In src/rail/estimation/algos/knnpz.py https://github.com/LSSTDESC/RAIL/pull/354#discussion_r1180859269:

@@ -106,8 +106,8 @@ def run(self): trainszs = np.array(training_data[self.config.redshift_column_name]) colordata = _computecolordata(knndf, self.config.ref_column_name, self.config.column_names) nobs = colordata.shape[0]

  • rng = np.random.default_rng
  • perm = rng().permutation(nobs)
  • rng = np.random.default_rng(seed=self.config.seed) No need to update, but this file is using 0 as the default seed - just seems like we could do better 🤷

— Reply to this email directly, view it on GitHub https://github.com/LSSTDESC/RAIL/pull/354#pullrequestreview-1406664324, or unsubscribe https://github.com/notifications/unsubscribe-auth/ADRIGIQKHOM7XC7XKPAGCALXDRBADANCNFSM6AAAAAAXPVAKIY. You are receiving this because you are subscribed to this thread.

sschmidt23 commented 1 year ago

I hadn't even thought of the chunk number, that's a good point, Eric. I think you're right, in our current setup, if we have the numpy.random.default_rng(seed=self.config.seed) in the process_chunk function, then it will reset to the same seed at the start of each chunk, setting the seed to seed + chunknum fixes that. I guess the other option would be to set the rng in the init as self.rng so that it's not reset at each call of process_chunk but rather only during the init.

sschmidt23 commented 1 year ago

Checking through things in RAIL, the only parallelized estimator that uses an rng in _process_chunk is randomPZ, I changed the seed initialization to seed = self.config.seed + start. All other uses of a random number generator are in non-parallelized functions, and thus do not need this addition.
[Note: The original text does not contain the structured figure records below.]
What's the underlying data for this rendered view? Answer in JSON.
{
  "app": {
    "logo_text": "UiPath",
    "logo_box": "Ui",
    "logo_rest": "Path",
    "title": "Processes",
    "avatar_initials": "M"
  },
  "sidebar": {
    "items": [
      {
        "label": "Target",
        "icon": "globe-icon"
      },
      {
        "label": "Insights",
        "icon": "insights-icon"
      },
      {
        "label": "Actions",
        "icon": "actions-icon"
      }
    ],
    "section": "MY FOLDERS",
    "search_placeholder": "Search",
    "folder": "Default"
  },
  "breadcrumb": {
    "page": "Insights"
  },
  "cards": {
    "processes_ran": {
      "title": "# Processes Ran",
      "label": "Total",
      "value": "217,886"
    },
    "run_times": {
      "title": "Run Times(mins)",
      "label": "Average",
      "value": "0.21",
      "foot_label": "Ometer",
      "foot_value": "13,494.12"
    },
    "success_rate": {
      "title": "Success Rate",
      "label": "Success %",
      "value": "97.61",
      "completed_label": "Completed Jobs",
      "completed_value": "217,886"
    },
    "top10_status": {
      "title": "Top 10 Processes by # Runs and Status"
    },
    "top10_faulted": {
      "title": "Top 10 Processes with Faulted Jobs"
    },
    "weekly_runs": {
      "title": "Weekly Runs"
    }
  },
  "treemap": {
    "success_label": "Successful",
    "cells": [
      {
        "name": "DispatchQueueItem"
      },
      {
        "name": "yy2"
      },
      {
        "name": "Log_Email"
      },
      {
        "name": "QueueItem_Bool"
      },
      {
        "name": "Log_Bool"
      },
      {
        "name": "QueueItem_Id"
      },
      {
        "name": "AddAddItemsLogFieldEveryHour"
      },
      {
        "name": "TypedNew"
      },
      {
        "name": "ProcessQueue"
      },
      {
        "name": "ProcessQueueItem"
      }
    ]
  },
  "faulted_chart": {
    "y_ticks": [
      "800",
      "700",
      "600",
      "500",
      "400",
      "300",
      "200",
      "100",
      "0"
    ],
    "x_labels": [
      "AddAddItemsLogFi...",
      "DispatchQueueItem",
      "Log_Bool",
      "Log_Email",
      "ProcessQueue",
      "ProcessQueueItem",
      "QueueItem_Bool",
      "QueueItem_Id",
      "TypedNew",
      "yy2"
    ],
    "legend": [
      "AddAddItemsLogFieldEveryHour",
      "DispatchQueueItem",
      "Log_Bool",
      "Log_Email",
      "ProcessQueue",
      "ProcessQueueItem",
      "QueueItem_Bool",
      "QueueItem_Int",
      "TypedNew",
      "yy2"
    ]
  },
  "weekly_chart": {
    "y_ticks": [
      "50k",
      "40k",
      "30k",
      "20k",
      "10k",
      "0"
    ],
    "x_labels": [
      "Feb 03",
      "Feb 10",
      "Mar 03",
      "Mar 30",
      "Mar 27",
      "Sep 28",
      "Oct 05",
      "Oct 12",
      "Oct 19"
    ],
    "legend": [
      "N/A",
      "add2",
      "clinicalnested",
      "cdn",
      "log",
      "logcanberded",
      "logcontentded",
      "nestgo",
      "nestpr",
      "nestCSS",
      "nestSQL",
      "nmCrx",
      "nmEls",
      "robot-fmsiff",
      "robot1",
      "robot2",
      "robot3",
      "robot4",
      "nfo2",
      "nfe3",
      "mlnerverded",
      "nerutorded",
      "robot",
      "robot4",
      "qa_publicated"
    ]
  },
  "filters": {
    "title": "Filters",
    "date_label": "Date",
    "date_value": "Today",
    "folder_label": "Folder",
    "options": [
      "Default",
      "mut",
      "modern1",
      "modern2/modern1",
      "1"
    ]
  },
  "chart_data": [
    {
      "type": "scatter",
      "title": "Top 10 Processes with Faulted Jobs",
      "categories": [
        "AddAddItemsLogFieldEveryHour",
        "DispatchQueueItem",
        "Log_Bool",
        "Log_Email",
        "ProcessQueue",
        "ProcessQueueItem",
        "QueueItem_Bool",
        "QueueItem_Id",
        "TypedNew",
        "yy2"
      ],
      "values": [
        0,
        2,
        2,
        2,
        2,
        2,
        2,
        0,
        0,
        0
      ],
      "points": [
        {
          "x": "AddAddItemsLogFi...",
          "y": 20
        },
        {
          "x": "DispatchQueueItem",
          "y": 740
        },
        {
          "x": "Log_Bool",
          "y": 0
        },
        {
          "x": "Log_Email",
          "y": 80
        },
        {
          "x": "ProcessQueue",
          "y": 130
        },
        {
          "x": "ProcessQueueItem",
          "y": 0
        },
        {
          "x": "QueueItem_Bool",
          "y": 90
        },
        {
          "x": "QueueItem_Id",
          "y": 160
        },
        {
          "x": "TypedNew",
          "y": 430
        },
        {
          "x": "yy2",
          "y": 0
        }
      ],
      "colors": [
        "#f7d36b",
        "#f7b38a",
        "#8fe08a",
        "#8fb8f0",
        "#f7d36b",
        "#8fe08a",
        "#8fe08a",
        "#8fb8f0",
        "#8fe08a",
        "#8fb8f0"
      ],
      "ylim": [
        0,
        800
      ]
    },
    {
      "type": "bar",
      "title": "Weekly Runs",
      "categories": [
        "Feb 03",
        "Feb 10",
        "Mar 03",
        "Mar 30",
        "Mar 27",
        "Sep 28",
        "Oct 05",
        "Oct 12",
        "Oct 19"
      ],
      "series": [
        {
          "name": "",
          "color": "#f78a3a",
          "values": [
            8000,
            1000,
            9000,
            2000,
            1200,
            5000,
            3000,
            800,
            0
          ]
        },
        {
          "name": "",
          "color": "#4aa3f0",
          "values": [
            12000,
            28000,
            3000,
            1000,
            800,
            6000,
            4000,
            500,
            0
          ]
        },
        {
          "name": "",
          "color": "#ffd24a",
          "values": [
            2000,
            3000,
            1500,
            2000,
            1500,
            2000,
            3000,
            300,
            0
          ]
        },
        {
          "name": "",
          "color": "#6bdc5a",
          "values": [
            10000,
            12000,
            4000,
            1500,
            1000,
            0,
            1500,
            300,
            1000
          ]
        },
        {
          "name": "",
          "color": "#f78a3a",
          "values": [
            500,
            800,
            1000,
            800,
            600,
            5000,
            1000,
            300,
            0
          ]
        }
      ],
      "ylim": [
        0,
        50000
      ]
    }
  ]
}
However, any future parallelizations that have a random number used in a chunked function will have to similarly initialize (e.g. the open PR on somocluSOM, I'll push a change to that branch now as well).

I'll look through GPz_v1, FlexZBoost, Delight, and BPZ_Lite now to see if I need to make any changes on those repos.